2. Neural networks for single cell analyses

  • Maturation of olfactory cells.
    Olfactory receptor (OR) genes are a large group of evolutionary conserved genes (ca. 350 in human) that act as chemo sensors, once they are expressed and translocated into the cell membrane. Apart from their primary role in the olfactory epithelium, ORs are also expressed in various other cells and tissues, such as immune cells. Strikingly, most mature OR-expressing cells display exactly one OR receptor, and even among the two copies of one OR gene, only one copy is active. We collaborate with the cardiology department of the university clinic and the genetics department to understand how a cell’s microenvironment influences OR selection, and how specific ORs sense local injuries in the heart.
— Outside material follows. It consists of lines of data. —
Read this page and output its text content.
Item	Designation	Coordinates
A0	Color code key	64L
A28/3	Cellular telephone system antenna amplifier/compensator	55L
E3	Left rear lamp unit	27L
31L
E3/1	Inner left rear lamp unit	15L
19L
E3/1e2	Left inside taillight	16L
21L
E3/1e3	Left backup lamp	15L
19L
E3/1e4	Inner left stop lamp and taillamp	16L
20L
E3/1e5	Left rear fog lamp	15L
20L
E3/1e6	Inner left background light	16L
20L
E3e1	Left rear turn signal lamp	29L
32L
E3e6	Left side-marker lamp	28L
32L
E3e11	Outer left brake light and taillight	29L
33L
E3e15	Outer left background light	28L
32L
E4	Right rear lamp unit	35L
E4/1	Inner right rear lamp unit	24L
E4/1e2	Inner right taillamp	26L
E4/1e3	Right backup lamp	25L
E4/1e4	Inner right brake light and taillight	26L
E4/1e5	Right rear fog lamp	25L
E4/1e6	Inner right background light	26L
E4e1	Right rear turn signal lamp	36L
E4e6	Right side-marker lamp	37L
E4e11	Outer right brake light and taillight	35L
In this project, we will perform spatial transcriptomics in conjunction with single cell RNA-seq of healthy and inflamed heart valves.
  • Multi-level single cell analysis
    Neural networks are incredibly good at finding patterns in seemingly heterogenous data. We want to exploit their power for the integration of scRNA-Seq, scATAC-Seq and spatial transcriptomics data.
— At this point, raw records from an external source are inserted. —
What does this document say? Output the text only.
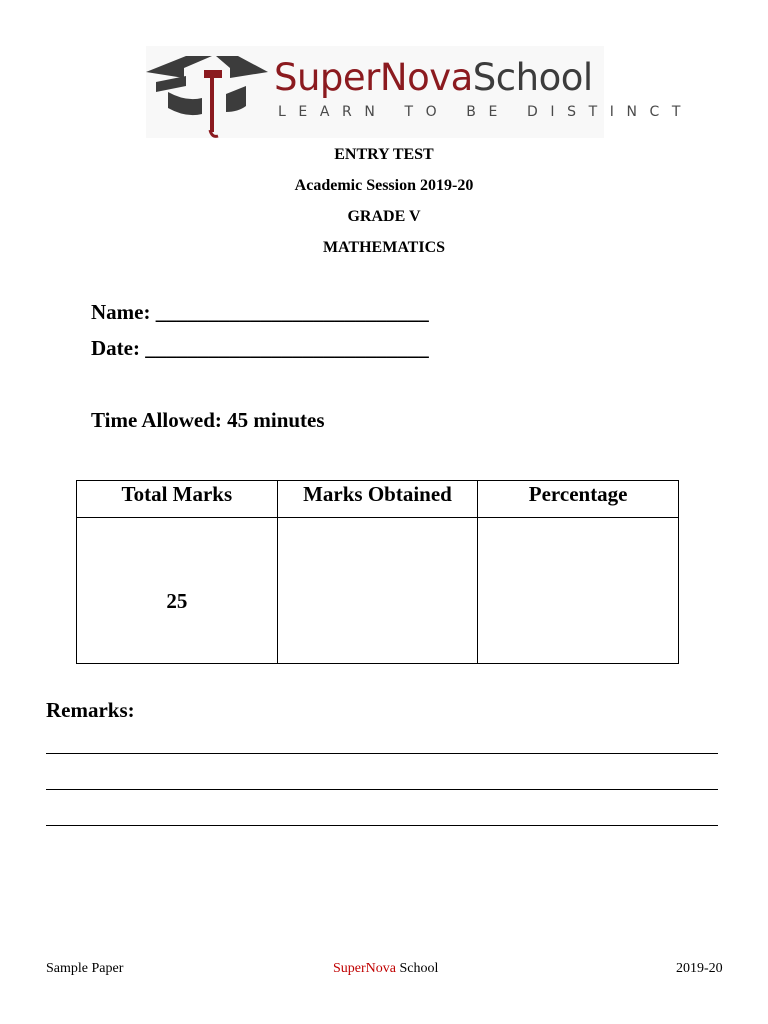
SuperNovaSchool
LEARN TO BE DISTINCT
ENTRY TEST
Academic Session 2019-20
GRADE V
MATHEMATICS
Name: __________________________
Date: ___________________________
Time Allowed: 45 minutes
Total Marks	Marks Obtained	Percentage
25		
Remarks:
Sample Paper	SuperNova School	2019-20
4. Applied Methods and model organisms:

Statistical and Machine learning methods: Neural networks, generalized linear models, support vector machines, hidden Markov models [6], clustering techniques Dimension reduction techniques: PCA, tSNE, UMAP, canonical correlation analysis Optimization and sampling methods: (Stochastic) gradient descent methods, Expectation-Maximization, variational inference, Markov Chain Monte Carlo

5. Desirable skills and qualifications:

  • A background in Statistics / Mathematics / Physics / Computer Science / Computational Biology
  • Experience with R, Python, Matlab etc. A high awareness of quality in statistical data analysis (reproducibility, reliability, interpretability)
  • Interest in interdisciplinary research, interest in modeling biological processes

6. References:

  1. Sun M, Schwalb B, Pirkl N, Maier K, Failmezger H, Tresch A, Cramer P. Global analysis of mRNA degradation reveals Xrn1-dependent buffering of transcript levels. Mol. Cell 2013.
  2. Miller C, Schwalb B, Maier K, Schulz D, Dümcke S, Zacher B, Mayer A, Sydow J, Marcinowski L, Dölken L, Martin D, Tresch A (co-correspondence), Cramer P. Dynamic transcriptome analysis reveals dynamics of mRNA synthesis and decay in yeast. Molecular Systems Biology, 2011.
  3. Schwalb, B, Margaux, M, Zacher B, Fühauf K, Demel K, Tresch A, Gagneur J, Cramer P. TT-seq maps the human transient transcriptome, Science 2016.
  4. Anna Katharina Schlusche, Sabine Ulrike Vay, Niklas Kleinenkuhnen, Steffi Sandke, Rafael Campos-Martin, Marta Florio, Wieland Huttner, Achim Tresch, Jochen Roeper, Maria Adele Rueger, Igor Jakovcevski, Malte Stockebrand. Developmental HCN channelopathy results in decreased neural progenitor proliferation and microcephaly in mice. To appear in PNAS. Preprint on Bioarxiv: doi: doi.org/10.1101/2021.04.24.441237
  5. Failmezger H, Zwing N, Tresch A, Korski K, Schmich F. Computational Tumor Infiltration Phenotypes Enable the Spatial and Genomic Analysis of Immune Infiltration in Colorectal Cancer. Front Oncol. 2021 Mar 15;11:552331. doi: 10.3389/fonc.2021.552331. PMID: 33791196; PMCID: PMC8006941.
  6. Zacher B, Lidschreiber M, Cramer P, Gagneur J, Tresch A. Annotation of directed genomic states unveils variations in the Pol II transcription cycle, Molecular Systems Biology 2014.